Crotone, la salvezza è ‘strameritata’ – La salvezza ottenuta questa sera dal Crotone può essere definita un vero e proprio ‘miracolo sportivo’ solo per il modo in cui è arrivata, visto che i calabresi avevano molti punti di ritardo dal quartultimo posto fino ad appena due mesi fa. Ma con il passare delle giornate gli uomini di Davide Nicola hanno dimostrato di avere più cuore e più entusiasmo delle altre due concorrenti, ovvero Genoa ed Empoli, che sono riuscite nell’impresa di farsi raggiungere. Sono state loro a riaccendere le speranze dei rossoblù, bravi dal canto loro a sfruttare a pieno l’occasione avuta fino all’apoteosi di questa sera. Ma mentre il Genoa ha avuto la fortuna di mettersi al sicuro prima della sfida impossibile di questa sera all’Olimpico contro la Roma, battendo il Torino a Marassi domenica scorsa, i ragazzi di Martusciello hanno completato la frittata fallendo le ultime due contro Atalanta e Palermo.

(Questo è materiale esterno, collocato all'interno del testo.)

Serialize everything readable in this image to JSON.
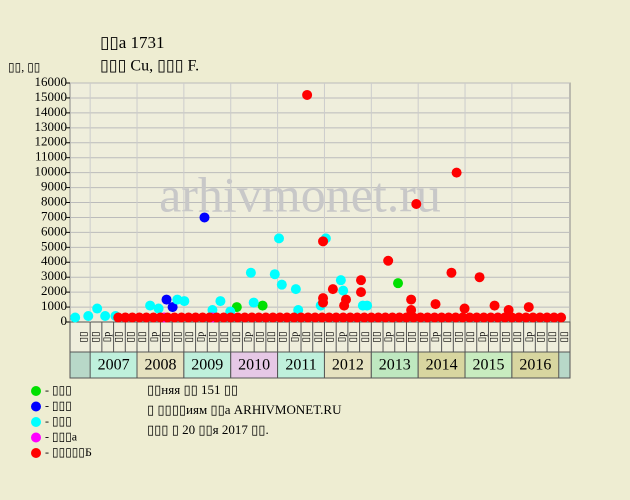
{
  "chart_data": {
    "type": "scatter",
    "title": "▯▯а 1731",
    "subtitle": "▯▯▯ Cu, ▯▯▯ F.",
    "y_label": "▯▯, ▯▯",
    "watermark": "arhivmonet.ru",
    "notes": [
      "▯▯няя ▯▯ 151 ▯▯",
      "▯ ▯▯▯▯иям ▯▯а ARHIVMONET.RU",
      "▯▯▯ ▯ 20 ▯▯я 2017 ▯▯."
    ],
    "xlim": [
      2006.57,
      2017.24
    ],
    "ylim": [
      0,
      16000
    ],
    "yticks": [
      0,
      1000,
      2000,
      3000,
      4000,
      5000,
      6000,
      7000,
      8000,
      9000,
      10000,
      11000,
      12000,
      13000,
      14000,
      15000,
      16000
    ],
    "grid": true,
    "xticks": [
      {
        "value": 2007.5,
        "label": "2007"
      },
      {
        "value": 2008.5,
        "label": "2008"
      },
      {
        "value": 2009.5,
        "label": "2009"
      },
      {
        "value": 2010.5,
        "label": "2010"
      },
      {
        "value": 2011.5,
        "label": "2011"
      },
      {
        "value": 2012.5,
        "label": "2012"
      },
      {
        "value": 2013.5,
        "label": "2013"
      },
      {
        "value": 2014.5,
        "label": "2014"
      },
      {
        "value": 2015.5,
        "label": "2015"
      },
      {
        "value": 2016.5,
        "label": "2016"
      }
    ],
    "year_band_colors": [
      "#bff0dc",
      "#e6e2c0",
      "#bff0dc",
      "#e6c8e6",
      "#bff0dc",
      "#e6e2c0",
      "#bfe8c0",
      "#d8d6a0",
      "#c8ecc0",
      "#d8d6a0"
    ],
    "quarter_ticks": [
      {
        "value": 2006.875,
        "label": "▯▯"
      },
      {
        "value": 2007.125,
        "label": "▯▯"
      },
      {
        "value": 2007.375,
        "label": "▯р"
      },
      {
        "value": 2007.625,
        "label": "▯▯"
      },
      {
        "value": 2007.875,
        "label": "▯▯"
      },
      {
        "value": 2008.125,
        "label": "▯▯"
      },
      {
        "value": 2008.375,
        "label": "▯р"
      },
      {
        "value": 2008.625,
        "label": "▯▯"
      },
      {
        "value": 2008.875,
        "label": "▯▯"
      },
      {
        "value": 2009.125,
        "label": "▯▯"
      },
      {
        "value": 2009.375,
        "label": "▯р"
      },
      {
        "value": 2009.625,
        "label": "▯▯"
      },
      {
        "value": 2009.875,
        "label": "▯▯"
      },
      {
        "value": 2010.125,
        "label": "▯▯"
      },
      {
        "value": 2010.375,
        "label": "▯р"
      },
      {
        "value": 2010.625,
        "label": "▯▯"
      },
      {
        "value": 2010.875,
        "label": "▯▯"
      },
      {
        "value": 2011.125,
        "label": "▯▯"
      },
      {
        "value": 2011.375,
        "label": "▯р"
      },
      {
        "value": 2011.625,
        "label": "▯▯"
      },
      {
        "value": 2011.875,
        "label": "▯▯"
      },
      {
        "value": 2012.125,
        "label": "▯▯"
      },
      {
        "value": 2012.375,
        "label": "▯р"
      },
      {
        "value": 2012.625,
        "label": "▯▯"
      },
      {
        "value": 2012.875,
        "label": "▯▯"
      },
      {
        "value": 2013.125,
        "label": "▯▯"
      },
      {
        "value": 2013.375,
        "label": "▯р"
      },
      {
        "value": 2013.625,
        "label": "▯▯"
      },
      {
        "value": 2013.875,
        "label": "▯▯"
      },
      {
        "value": 2014.125,
        "label": "▯▯"
      },
      {
        "value": 2014.375,
        "label": "▯р"
      },
      {
        "value": 2014.625,
        "label": "▯▯"
      },
      {
        "value": 2014.875,
        "label": "▯▯"
      },
      {
        "value": 2015.125,
        "label": "▯▯"
      },
      {
        "value": 2015.375,
        "label": "▯р"
      },
      {
        "value": 2015.625,
        "label": "▯▯"
      },
      {
        "value": 2015.875,
        "label": "▯▯"
      },
      {
        "value": 2016.125,
        "label": "▯▯"
      },
      {
        "value": 2016.375,
        "label": "▯р"
      },
      {
        "value": 2016.625,
        "label": "▯▯"
      },
      {
        "value": 2016.875,
        "label": "▯▯"
      },
      {
        "value": 2017.125,
        "label": "▯▯"
      }
    ],
    "series": [
      {
        "name": "- ▯▯▯",
        "color": "#00e000",
        "x": [
          2010.13,
          2010.68,
          2013.57
        ],
        "values": [
          1000,
          1100,
          2600
        ]
      },
      {
        "name": "- ▯▯▯",
        "color": "#0000ff",
        "x": [
          2008.63,
          2008.76,
          2009.44
        ],
        "values": [
          1500,
          1000,
          7000
        ]
      },
      {
        "name": "- ▯▯▯",
        "color": "#00ffff",
        "x": [
          2006.68,
          2006.96,
          2007.15,
          2007.32,
          2007.54,
          2008.28,
          2008.46,
          2008.86,
          2009.01,
          2009.61,
          2009.78,
          2009.99,
          2010.43,
          2010.49,
          2010.94,
          2011.03,
          2011.09,
          2011.39,
          2011.44,
          2011.92,
          2012.03,
          2012.35,
          2012.4,
          2012.82,
          2012.91
        ],
        "values": [
          300,
          400,
          900,
          400,
          400,
          1100,
          900,
          1500,
          1400,
          800,
          1400,
          700,
          3300,
          1300,
          3200,
          5600,
          2500,
          2200,
          800,
          1100,
          5600,
          2800,
          2100,
          1100,
          1100
        ]
      },
      {
        "name": "- ▯▯▯а",
        "color": "#ff00ff",
        "x": [
          2008.58,
          2009.61
        ],
        "values": [
          300,
          300
        ]
      },
      {
        "name": "- ▯▯▯▯▯Б",
        "color": "#ff0000",
        "x": [
          2011.63,
          2011.97,
          2011.97,
          2011.97,
          2012.18,
          2012.46,
          2012.42,
          2012.78,
          2012.78,
          2013.36,
          2013.85,
          2013.85,
          2013.96,
          2014.37,
          2014.71,
          2014.82,
          2014.99,
          2015.31,
          2015.63,
          2015.93,
          2016.36,
          2007.6,
          2007.75,
          2007.9,
          2008.05,
          2008.2,
          2008.35,
          2008.5,
          2008.65,
          2008.8,
          2008.95,
          2009.1,
          2009.25,
          2009.4,
          2009.55,
          2009.7,
          2009.85,
          2010.0,
          2010.15,
          2010.3,
          2010.45,
          2010.6,
          2010.75,
          2010.9,
          2011.05,
          2011.2,
          2011.35,
          2011.5,
          2011.65,
          2011.8,
          2011.95,
          2012.1,
          2012.25,
          2012.4,
          2012.55,
          2012.7,
          2012.85,
          2013.0,
          2013.15,
          2013.3,
          2013.45,
          2013.6,
          2013.75,
          2013.9,
          2014.05,
          2014.2,
          2014.35,
          2014.5,
          2014.65,
          2014.8,
          2014.95,
          2015.1,
          2015.25,
          2015.4,
          2015.55,
          2015.7,
          2015.85,
          2016.0,
          2016.15,
          2016.3,
          2016.45,
          2016.6,
          2016.75,
          2016.9,
          2017.05
        ],
        "values": [
          15200,
          5400,
          1600,
          1300,
          2200,
          1500,
          1100,
          2800,
          2000,
          4100,
          1500,
          800,
          7900,
          1200,
          3300,
          10000,
          900,
          3000,
          1100,
          800,
          1000,
          300,
          300,
          300,
          300,
          300,
          300,
          300,
          300,
          300,
          300,
          300,
          300,
          300,
          300,
          300,
          300,
          300,
          300,
          300,
          300,
          300,
          300,
          300,
          300,
          300,
          300,
          300,
          300,
          300,
          300,
          300,
          300,
          300,
          300,
          300,
          300,
          300,
          300,
          300,
          300,
          300,
          300,
          300,
          300,
          300,
          300,
          300,
          300,
          300,
          300,
          300,
          300,
          300,
          300,
          300,
          300,
          300,
          300,
          300,
          300,
          300,
          300,
          300,
          300
        ]
      }
    ]
  }
}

Crotone, la salvezza è ‘strameritata’: ecco cosa ha fatto la differenza nella volata con l’Empoli
Crotone, la salvezza è ‘strameritata’ – Ma come detto il merito della salvezza del Crotone è tutta dei ragazzi di Nicola, trascinati dall’entusiasmo di una tifoseria che ha sempre remato con la squadra anche nei momenti in cui tutto sembrava perduto. Invece, a proposito del fattore ambientale, l’Empoli ha dovuto fare i conti con una tifoseria costantemente sul piede di guerra, un atteggiamento che è sfociato in veri e propri atti di violenza. Tutti ricorderanno l’aggressione subita poche settimane fa dal bomber Levan Mchedlidze, insomma un clima ostile che è stato di sicuro tra i fattori determinanti di questa voltata salvezza fallita dai toscani. Intanto complimenti al Crotone.